Keine wirklich kindgerechte Umgebung: Mando und Grogu brechen auf in den Kampf
Lucasfilm Ltd
Vor dem großen Finale – das selbstverständlich gewaltige Explosionen beinhaltet – gibt es in einem der raren ruhigeren Momente dieses Films eine Sentenz, die so sehr danach schreit, zitiert zu werden, dass man fast schon keine Lust dazu hat, es tatsächlich auch zu tun.

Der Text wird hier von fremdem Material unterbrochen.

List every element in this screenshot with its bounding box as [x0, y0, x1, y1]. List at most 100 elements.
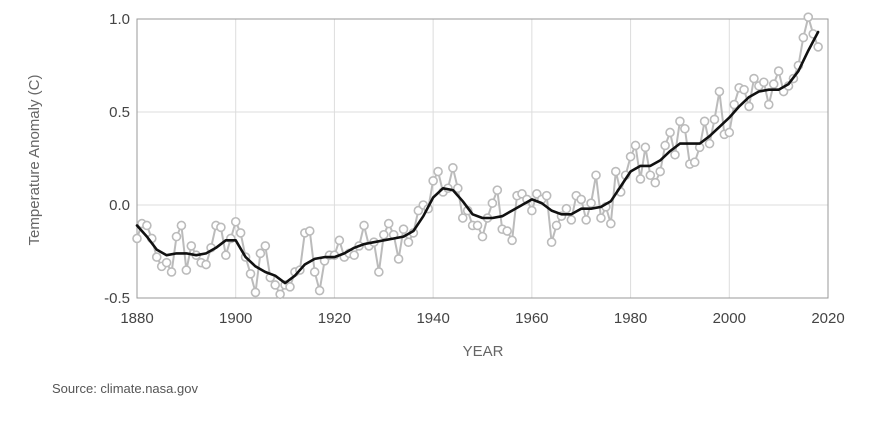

„Die Alten beschützen die Jungen. Dann beschützen die Jungen die Alten. Das ist der Weg“, so lautet sie. Damit ist über die Grundidee dieses „Star Wars“-Ablegers, in dem ein Alter (der Kopfgeldjäger Mando) und ein Junger (das mit der übersinnlichen Macht begabte kleine Wesen Grogu) sich durch eine in ihren Fugen rüttelnde Galaxie boxen, fast schon alles gesagt. Erst beschützt Mando Grogu, dann beschützt Grogu Mando, und am Schluss ist ihre seltsame Vater-Sohn-Beziehung ein weiteres Stück gewachsen. Das ist der Film im Wesentlichen.